As a young female adult, I am aware of my vulnerabilities. It makes me anxious when I travel to new and unfamiliar places. But from past experience I remind myself that I have nothing to fear. As long as I keep my wits about me, stay logical, and not accept anything I wouldn’t accept back home, I will be fine.
But because the worry is instilled in me, I find the small successes of travel become huge victories. Just like my journey to Penang; being so proud of myself that I was able to get through the trip without an anxiety attack or feeling like a “damsel in distress”. There is nothing wrong with feeling proud of the little victories, but it shouldn’t be a surprise when you have made achievements – whether on your travels or in daily life.
How do you plan your trips?
Plan? I don’t! Not really. On our travels, a day or two in advance, my boyfriend and I will decide where to go and book our ticket to our next destination. We will then book accommodation, but that is as far as we go. We never make a list of things to do, or make a daily itinerary of what to do and where to visit. Our travel style is slow and relaxed. We value exploring a place by simply getting lost in the area and only occasionally visiting popular sites. We want to experience a place for its authenticity rather than go on tours to popular/organized sites. I think making a rigid plan is bound to fail and doesn’t leave much room for surprises that you will encounter along the way. I think not having a plan allows you to be open to creating more experiences, as you don’t have anything pre-arranged!
When is your next one?
I am not sure what my next adventure will be, or when it will be. I am enjoying my current one so much, and I think I’d like to keep it up for some time. I feel lucky to have the opportunity to live and work on such a gorgeous island. It’s definitely a dream come true!
Any advice you would like to give to your fellow travelers?

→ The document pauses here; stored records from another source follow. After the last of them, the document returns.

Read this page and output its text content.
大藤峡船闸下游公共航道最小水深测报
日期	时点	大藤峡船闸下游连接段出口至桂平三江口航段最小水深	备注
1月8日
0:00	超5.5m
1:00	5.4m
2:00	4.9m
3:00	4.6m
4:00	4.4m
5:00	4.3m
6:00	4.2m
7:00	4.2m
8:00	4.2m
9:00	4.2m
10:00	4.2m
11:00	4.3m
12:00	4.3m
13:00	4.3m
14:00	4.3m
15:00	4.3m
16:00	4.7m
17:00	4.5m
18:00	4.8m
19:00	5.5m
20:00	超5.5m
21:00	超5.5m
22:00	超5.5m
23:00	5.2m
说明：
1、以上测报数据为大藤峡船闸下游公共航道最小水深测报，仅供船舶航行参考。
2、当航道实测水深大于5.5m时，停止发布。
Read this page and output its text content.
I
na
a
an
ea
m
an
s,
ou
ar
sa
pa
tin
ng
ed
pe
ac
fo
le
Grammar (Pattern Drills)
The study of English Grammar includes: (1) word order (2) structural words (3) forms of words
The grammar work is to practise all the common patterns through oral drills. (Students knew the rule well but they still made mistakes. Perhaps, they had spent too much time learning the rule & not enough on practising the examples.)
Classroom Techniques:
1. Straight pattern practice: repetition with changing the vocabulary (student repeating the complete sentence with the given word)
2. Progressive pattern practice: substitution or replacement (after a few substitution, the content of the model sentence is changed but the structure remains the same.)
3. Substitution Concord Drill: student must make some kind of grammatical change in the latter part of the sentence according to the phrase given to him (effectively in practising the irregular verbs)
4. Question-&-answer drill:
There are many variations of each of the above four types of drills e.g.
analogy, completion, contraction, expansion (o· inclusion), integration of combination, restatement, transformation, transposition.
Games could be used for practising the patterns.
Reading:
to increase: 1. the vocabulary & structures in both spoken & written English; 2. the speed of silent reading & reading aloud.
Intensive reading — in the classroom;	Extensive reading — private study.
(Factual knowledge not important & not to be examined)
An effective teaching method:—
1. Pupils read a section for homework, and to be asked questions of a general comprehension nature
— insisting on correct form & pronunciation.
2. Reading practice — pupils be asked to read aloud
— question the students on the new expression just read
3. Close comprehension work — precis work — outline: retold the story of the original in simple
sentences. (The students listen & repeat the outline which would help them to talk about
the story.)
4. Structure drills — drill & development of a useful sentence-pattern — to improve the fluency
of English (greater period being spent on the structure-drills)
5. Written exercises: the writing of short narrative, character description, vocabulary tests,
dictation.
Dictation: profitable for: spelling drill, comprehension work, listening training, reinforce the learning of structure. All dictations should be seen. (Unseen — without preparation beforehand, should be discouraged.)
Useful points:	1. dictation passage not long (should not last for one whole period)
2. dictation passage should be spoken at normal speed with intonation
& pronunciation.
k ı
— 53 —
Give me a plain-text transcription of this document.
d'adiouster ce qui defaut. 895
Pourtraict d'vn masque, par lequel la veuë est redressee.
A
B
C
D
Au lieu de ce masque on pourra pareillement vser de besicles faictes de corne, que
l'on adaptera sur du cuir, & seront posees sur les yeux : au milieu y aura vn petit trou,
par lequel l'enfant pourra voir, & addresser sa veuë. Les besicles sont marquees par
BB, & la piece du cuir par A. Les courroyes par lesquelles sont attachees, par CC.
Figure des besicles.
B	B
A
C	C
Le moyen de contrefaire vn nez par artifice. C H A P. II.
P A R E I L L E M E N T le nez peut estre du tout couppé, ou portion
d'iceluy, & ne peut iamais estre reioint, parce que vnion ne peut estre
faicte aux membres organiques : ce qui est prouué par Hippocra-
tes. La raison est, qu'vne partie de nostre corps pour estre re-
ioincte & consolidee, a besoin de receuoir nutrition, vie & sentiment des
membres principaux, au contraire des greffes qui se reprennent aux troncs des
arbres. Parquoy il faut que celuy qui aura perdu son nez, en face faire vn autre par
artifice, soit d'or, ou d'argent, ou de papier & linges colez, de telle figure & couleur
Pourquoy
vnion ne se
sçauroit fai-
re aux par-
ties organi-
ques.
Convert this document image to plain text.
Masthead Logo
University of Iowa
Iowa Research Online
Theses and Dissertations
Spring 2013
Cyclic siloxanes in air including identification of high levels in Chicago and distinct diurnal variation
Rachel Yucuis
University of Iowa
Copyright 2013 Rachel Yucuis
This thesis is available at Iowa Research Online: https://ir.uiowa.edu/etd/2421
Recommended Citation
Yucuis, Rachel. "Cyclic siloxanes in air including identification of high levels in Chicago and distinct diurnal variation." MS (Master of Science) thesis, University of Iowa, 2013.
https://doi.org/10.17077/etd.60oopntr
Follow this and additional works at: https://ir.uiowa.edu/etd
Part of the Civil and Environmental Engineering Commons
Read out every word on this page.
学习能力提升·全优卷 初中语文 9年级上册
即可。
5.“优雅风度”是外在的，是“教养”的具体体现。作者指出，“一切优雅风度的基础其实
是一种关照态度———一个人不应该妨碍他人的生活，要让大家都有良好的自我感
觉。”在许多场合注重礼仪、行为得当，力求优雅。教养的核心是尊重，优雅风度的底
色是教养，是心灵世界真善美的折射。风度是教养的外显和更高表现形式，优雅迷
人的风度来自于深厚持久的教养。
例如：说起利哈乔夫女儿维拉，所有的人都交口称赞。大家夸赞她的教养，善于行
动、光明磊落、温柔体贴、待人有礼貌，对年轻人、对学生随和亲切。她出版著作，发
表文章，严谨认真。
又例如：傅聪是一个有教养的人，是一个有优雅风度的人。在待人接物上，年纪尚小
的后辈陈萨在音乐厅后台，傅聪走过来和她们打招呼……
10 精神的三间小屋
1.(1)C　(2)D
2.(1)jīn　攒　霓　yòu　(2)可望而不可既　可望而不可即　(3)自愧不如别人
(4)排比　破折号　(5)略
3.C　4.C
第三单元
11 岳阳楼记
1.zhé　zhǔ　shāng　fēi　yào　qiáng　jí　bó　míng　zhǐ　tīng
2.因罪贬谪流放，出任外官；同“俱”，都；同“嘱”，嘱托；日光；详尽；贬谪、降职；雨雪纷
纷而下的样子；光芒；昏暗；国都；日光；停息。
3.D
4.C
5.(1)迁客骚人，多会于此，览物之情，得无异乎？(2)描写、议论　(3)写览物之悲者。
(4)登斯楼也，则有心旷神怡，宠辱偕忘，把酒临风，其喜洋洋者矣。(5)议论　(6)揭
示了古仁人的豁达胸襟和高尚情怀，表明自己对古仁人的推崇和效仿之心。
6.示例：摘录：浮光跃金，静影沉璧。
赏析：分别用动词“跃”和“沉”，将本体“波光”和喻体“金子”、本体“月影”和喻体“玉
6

Apart form “don’t plan much”; don’t be too anxious as it hinders you from really enjoying your travels and experiencing things genuinely. Stay safe – of course – and like with anything you do, stay wise. Follow your gut, but stay open. Travelling is the most real way you can ever learn and experience life, be tolerant to new customs, be empathetic to strange ideas. Don’t judge or compare countries to each other, especially to your own. I can guarantee you that if you do, you will be grumpy a lot! If you enter an experience with solid expectations you are setting yourself up for disappointment and not opening your heart to new experiences and life lessons.